Hinzu kommen Brillen, die unterschiedliche Seh-Beeinträchtigungen simulieren und Kopfhörer, die die Töne der Umgebung nur sehr leise an das Ohr des Bürgermeisters dringen lassen. Da wird das Öffnen einer Weinflasche zu einem langwierigen Prozess, auch das Einschenken verläuft nicht ganz nach Plan und „mit etwas Verlust“. Dann soll sich Zehner auf den Boden legen und wieder aufstehen. Auch diese Prozedur wird zu einer langwierigen Angelegenheit. Letztlich will der Bürgermeister diese Erfahrungen aber nicht missen, auch wenn er eingesteht, dass er aus Anzug „GERT“ gerne wieder herausschlüpft.

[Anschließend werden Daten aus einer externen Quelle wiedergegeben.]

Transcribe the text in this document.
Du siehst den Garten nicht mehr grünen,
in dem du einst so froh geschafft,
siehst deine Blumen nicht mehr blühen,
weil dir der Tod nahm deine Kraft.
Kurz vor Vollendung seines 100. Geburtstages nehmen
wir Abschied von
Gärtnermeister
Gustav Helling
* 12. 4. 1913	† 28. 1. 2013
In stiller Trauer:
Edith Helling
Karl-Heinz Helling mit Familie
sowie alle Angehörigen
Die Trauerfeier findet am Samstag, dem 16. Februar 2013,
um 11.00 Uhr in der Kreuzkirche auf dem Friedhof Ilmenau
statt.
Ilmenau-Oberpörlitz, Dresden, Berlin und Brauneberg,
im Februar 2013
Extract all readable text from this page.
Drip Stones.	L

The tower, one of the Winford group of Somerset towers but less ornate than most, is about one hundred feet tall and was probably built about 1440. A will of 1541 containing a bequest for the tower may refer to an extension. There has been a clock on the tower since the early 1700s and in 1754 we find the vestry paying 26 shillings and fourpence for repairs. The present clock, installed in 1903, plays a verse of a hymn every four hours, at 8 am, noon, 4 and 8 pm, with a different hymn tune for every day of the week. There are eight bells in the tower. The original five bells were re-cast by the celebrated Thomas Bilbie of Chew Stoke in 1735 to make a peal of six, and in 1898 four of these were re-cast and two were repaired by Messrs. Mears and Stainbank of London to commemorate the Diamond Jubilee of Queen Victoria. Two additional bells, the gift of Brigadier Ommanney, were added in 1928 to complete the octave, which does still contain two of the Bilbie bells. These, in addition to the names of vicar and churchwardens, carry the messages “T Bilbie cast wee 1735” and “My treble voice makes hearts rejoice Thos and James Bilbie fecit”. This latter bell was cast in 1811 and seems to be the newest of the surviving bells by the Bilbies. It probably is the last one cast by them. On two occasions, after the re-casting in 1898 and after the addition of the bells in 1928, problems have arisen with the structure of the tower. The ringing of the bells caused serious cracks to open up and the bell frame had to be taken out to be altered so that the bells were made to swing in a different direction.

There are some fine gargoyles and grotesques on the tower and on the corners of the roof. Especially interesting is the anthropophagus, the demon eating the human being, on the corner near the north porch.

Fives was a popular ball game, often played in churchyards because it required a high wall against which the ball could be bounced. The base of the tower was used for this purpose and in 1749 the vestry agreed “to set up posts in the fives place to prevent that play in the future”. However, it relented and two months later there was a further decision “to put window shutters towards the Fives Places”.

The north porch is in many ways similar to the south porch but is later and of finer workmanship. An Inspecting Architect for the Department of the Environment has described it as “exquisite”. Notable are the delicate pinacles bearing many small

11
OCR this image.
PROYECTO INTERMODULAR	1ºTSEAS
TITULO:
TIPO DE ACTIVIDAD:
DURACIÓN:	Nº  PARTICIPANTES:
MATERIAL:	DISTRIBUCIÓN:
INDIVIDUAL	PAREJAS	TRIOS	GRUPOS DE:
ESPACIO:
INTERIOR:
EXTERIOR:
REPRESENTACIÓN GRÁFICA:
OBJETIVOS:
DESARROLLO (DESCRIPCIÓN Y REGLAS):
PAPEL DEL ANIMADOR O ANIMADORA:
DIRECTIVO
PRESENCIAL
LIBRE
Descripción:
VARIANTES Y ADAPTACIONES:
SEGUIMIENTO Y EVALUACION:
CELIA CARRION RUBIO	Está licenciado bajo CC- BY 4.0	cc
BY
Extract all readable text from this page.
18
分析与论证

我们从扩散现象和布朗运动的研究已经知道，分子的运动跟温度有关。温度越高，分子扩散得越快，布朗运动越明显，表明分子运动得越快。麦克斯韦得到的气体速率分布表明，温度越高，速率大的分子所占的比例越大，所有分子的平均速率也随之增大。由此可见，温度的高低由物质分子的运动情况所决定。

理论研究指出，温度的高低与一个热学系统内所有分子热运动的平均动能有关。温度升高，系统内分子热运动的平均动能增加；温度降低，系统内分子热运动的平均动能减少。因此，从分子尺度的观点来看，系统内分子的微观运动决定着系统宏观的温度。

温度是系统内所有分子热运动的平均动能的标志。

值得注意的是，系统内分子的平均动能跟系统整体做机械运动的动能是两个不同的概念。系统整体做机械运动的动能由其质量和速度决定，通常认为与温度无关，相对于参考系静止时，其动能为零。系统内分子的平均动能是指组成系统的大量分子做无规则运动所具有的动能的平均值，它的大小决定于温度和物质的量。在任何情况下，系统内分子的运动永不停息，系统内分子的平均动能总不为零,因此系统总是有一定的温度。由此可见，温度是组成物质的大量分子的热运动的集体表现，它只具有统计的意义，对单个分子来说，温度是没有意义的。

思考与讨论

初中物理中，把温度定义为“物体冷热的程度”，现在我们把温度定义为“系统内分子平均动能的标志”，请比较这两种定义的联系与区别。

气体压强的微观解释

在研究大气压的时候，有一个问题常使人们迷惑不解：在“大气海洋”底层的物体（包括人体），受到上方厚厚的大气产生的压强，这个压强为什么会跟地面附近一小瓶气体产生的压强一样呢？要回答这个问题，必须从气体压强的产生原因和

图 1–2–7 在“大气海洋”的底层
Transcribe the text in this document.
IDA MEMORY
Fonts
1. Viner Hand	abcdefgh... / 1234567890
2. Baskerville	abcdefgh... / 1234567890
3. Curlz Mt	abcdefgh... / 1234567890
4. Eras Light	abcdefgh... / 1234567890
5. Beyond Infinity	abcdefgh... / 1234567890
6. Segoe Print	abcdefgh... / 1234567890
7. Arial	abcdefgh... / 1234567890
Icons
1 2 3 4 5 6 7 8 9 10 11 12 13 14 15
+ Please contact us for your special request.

Bürgermeister Zehner hatte in seinem Grußwort zuvor, die gute Zusammenarbeit zwischen der Stadt und dem Rheingau-Taunus-Kreis beim Netzwerk Wohnen gewürdigt. Dem Netzwerk, durch das Kreis-Programm „Rat und Tat kreisweit“ über drei Jahre finanziell gefördert, gehören als „Gründungsmitglieder“ die Städte Taunusstein und Geisenheim an; inzwischen kamen Waldems und Oestrich-Winkel hinzu. Innerhalb des Netzwerkes wurden Wohnberater ausgebildet, die Menschen bei einem barrierefreien und seniorengerechten Umbau des Hauses unterstützen. Die Wohnberater kommen auf Anfrage und geben Tipps, wie etwa ein Bad umgestaltet werden kann. Ziel, so Zehner, müsse es aber letztlich sein, dass schon beim Neubau von Häusern auf Barrierefreiheit und seniorengerechtes Bauen geachtet wird.

Mit Anzug „GERT“ werden alltägliche Tätigkeit zum langwierigen Prozess: Bürgermeister Zehner mit spezieller Brille beim Versuch, eine Flasche Wein zu entkorken. Rechts: Steffen Jäck von der Mobilen Fachstelle Inklusion.